In calculating, for the purposes of an advertisement, the annual percentage rate (APR) on a fixed rate mortgage, for which the interest rate was fixed for an initial period but then changed to another fixed rate or reverted to the current fluctuating rate, a lender was entitled to assume that the interest rate would remain the same throughout and to base the APR on the initial fixed rate, not on the fluctuating rate.

The Queen's Bench Divisional Court allowed National Westminster Bank plc's appeal against convictions at Plymouth magistrates' court for conveying misleading information in an advertisement, contrary to section 46 of the Consumer Credit Act 1974, and for contravening consumer credit regulations contrary to section 167(2). The court dismissed Devon County Council's appeal against the dismissal, by the same magistrates' court, of similar charges under section 46, against Abbey National plc.

Timothy Walker QC and Thomas Keith (Osborne Clarke, Bristol) for National Westminster; Anthony Scrivener QC and Martin Meeke (Philip Jenkinson, Exeter) for Devon CC; Michael Beloff QC and Nicholas Paines (Deborah Henning, Milton Keynes) for Abbey National.

LORD JUSTICE KENNEDY, giving the judgment of the court, said for some time banks and building societies had offered fixed rate mortgages, where the rate of interest was fixed for an initial period of, say, two years, after which it reverted to the normal fluctuating rate.

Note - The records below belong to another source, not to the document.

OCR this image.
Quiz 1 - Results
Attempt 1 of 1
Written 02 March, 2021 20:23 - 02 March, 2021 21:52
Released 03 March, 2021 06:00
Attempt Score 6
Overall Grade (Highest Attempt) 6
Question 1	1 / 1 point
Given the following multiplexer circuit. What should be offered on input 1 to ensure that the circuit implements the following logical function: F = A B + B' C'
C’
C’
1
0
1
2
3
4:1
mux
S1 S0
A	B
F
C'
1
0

Cons umer protection law required advertisements to set out not only the initial interest rate but also the APR for the whole term.

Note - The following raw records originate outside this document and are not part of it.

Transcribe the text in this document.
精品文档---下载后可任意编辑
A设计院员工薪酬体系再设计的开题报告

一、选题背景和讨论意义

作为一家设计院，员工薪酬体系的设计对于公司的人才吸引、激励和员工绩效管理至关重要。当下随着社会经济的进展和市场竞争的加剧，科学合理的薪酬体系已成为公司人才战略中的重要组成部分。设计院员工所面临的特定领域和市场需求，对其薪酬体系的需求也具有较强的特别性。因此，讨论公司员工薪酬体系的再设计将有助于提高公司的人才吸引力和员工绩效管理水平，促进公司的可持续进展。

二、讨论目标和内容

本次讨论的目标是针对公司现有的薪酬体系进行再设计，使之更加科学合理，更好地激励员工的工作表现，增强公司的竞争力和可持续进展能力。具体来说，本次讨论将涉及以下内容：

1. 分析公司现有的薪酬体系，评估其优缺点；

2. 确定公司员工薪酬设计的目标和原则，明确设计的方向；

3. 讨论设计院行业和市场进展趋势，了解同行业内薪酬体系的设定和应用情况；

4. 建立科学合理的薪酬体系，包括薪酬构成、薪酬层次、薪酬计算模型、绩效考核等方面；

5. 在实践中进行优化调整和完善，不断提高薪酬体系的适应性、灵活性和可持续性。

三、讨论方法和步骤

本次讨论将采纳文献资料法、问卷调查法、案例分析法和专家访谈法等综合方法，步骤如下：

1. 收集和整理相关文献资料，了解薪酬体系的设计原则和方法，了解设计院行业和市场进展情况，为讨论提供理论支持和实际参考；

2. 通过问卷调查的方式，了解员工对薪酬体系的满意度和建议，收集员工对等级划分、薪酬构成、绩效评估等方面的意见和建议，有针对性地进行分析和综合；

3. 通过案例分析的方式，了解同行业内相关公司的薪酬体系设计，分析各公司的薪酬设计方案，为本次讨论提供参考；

Among the applicable regulations was regulation 2 of the Consumer Credit (Total Charge for Credit) Regulations 1980 (SI 51) which required any calculation under the regulations to be made on certain assumptions, including, under regulation 2(1)(d): 'In the case of a transaction which provides for variation of the rate or amount of any item included in the total charge for credit in consequence of the occurrence after the relevant date of any event, the assumption that the event will not occur: and, in this sub-paragraph, 'event' means an act or omission of the debtor or of the creditor or any other event (including where the transaction makes provision for variation upon the continuation of any circumstance, the continuation of that circumstance) but does not include an event which is certain to occur and of which the date of occurrence, or the earliest date of occurrence, can be ascertained at the date of the making of the agreement.'

Applying this assumption, National Westminster and Abbey National calculated their APR by treating the initial fixed rate as though it would be the rate payable for the whole mortage period and would not change at the end of the fixed- rate period. But Devon's trading standards officer took the view that the APR should have been calculated on the basis that the interest rate after the initial fixed rate period would be the fluctuating rate being offered by the lender at the outset.

In their lordships' judgment, the transaction provided for a variation of the interest rate after the initial fixed period, but not 'in consequence of' an event that was certain to occur, namely a change of interest rate, because of the possibility that at the end of the fixed rate period the rate would remain the same.

Thus the end of the fixed rate period was an event which was certain to occur and of which the date could be ascertained at the outset, but it was not an event in consequence of which the borrower would necessarily pay a different rate. So the lender was required to calculate the APR on the assumption that a change of interest rate would not occur.

It followed that National Westminster and Abbey National had correctly calculated the APR in their advertisements.

Devon argued that such an interpretation thwarted the purpose of the legislation, which was to require lenders to advertise their offers in such a way as to enable potential borrowers to make valid comparisons.

But when the tortuous working of regulation 2(1)(d) was unravelled and applied to the type of transaction concerned, it eventually became clear that the lenders' interpretation was correct. Moreover, there were many types of transaction to which regulation 2(1)(d) could be applied with different results.

Finally, these were criminal charges and the prosecution was not entitled to ask this or any other court to adopt a 'purposeful' construction which went beyond the statutory words.